ПРИМЕР 2: Получение рекомбинантного фага М13 против Н.pylori
2.1. Материалы
QuickPrep mRNA purification kit^ТМ, Mouse ScFv Module kit^ТМ, Expression Module kit^ТМ, Detection Module Kit^ТМ, Sfil, Notl, T4 ДНК лигаза и анти-М13 овечье антитело получили от Pharmacia Biotech (Uppsala, Sweden). DNTPs смесь, 10хПЦР буфер и AmpliTaq ДНК полимераза были закуплены у Perkin Elmer. Бакто-дрожжевой экстракт, бакто-триптон, бакто-агар были закуплены в Difco Laboratories (Detroit, Michigan USA). Пластины колумбийского агара и бруцеллярный бульон были получены из отдела микробиологии (Linkoping University, Sweden). Anaerocult был получен от Merck (Germany). SlowFade^ТМ набор против обесцвечивания был получен из Milecular Probes Inc. (U.S.A).

2.2. Конструирование библиотеки фаговых антител
Для экспрессии фрагментов антител как слитых белков, проявляющихся на фаговой поверхности, использовали the Recombinant Phage Antibody System^ТМ (Pharmacia).

Общую мРНК выделяли из гибридомных клеточных линий (2Н6, 5D8 и 5F8) и очищали посредством афинной хроматографии на олигo(dТ)-целлюлозе, используя QuickPrep mRNA Purification Kit^ТМ (Pharmacia).

С помощью Mouse ScFv Module Kit^ТМ осуществляют следующие стадии:
- Первую нить кДНК синтезируют с гибридомной мРНК с помощью обратной транскриптазы и смесей праймеров из Mouse ScFv Module Kit^ТМ.

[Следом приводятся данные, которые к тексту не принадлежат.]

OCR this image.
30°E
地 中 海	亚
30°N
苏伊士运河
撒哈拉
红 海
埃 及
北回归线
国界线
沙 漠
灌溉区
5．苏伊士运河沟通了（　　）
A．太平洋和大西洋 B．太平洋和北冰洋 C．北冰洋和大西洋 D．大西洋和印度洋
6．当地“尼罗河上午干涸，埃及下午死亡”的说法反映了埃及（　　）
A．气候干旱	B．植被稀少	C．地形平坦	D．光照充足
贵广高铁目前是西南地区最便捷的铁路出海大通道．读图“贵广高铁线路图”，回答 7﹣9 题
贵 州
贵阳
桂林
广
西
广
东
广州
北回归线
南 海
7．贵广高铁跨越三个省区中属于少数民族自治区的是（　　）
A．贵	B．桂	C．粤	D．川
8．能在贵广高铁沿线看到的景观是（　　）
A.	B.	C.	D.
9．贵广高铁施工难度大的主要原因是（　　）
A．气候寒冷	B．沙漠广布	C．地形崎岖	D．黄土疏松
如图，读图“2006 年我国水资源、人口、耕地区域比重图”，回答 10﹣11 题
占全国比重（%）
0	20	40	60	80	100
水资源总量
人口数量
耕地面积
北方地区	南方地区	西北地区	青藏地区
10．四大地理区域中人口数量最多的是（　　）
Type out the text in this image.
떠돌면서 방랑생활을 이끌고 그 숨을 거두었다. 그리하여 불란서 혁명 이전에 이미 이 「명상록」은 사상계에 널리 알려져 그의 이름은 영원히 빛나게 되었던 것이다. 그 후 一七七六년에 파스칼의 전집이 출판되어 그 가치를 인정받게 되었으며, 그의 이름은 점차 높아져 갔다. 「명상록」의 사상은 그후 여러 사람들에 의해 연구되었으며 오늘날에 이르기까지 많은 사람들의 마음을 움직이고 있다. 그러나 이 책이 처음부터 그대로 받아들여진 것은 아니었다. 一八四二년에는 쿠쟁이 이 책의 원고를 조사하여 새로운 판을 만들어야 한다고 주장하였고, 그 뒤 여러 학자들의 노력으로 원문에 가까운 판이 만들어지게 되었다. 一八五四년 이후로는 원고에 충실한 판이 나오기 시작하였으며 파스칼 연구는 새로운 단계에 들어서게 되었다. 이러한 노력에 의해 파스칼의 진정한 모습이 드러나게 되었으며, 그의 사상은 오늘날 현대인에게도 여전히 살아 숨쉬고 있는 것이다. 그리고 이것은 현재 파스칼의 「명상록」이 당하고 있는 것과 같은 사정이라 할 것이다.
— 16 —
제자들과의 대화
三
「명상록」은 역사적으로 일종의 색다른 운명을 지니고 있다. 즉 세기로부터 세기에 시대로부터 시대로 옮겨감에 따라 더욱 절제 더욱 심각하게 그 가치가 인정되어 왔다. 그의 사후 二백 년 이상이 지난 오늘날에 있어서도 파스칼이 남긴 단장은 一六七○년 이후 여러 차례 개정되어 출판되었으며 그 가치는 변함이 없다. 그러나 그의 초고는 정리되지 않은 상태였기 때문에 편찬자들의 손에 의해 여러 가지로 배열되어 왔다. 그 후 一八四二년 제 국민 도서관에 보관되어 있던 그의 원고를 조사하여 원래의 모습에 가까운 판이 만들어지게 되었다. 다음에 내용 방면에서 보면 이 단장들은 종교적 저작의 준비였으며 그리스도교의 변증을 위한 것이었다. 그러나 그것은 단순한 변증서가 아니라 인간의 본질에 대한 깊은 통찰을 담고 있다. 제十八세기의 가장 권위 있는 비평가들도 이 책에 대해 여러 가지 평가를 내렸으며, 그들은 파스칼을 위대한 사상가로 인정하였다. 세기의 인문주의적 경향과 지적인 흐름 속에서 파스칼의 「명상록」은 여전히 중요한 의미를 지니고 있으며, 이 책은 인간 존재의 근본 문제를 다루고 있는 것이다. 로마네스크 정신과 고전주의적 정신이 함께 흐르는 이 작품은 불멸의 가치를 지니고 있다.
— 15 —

- К-ДНК, соответствующую вариабельным областям тяжелых и легких цепей mAbs (моноклональных антител), амплифицируют с различными праймерами (V_H и V_L праймеры цепи, из набора) посредством полимеразной цепной реакции (ПЦР). V_H и V_L цепи анализируют посредством электрофореза в 1,5%-ном агарозном геле. Получали отдельные полосы правильного размера для V_H (340 пн) и V_L (325 пн) цепи.

- Амплифицированные V_H и V_L цепи очищают и выделяют посредством электрофореза в 1%-ном агарозном геле, а затем собирают в одноцепочечный Fv (ScFv) ген с помощью ДНК линкерного фрагмента из набора. Линкерный фрагмент сконструирован таким образом, что один конец отжигается к 3'-концу тяжелой цепи, в то время как другой конец гибридизуется с 5'-концом легкой цепи. После электрофореза наблюдали отдельную полосу правильного размера для ScFv гена (750 пн).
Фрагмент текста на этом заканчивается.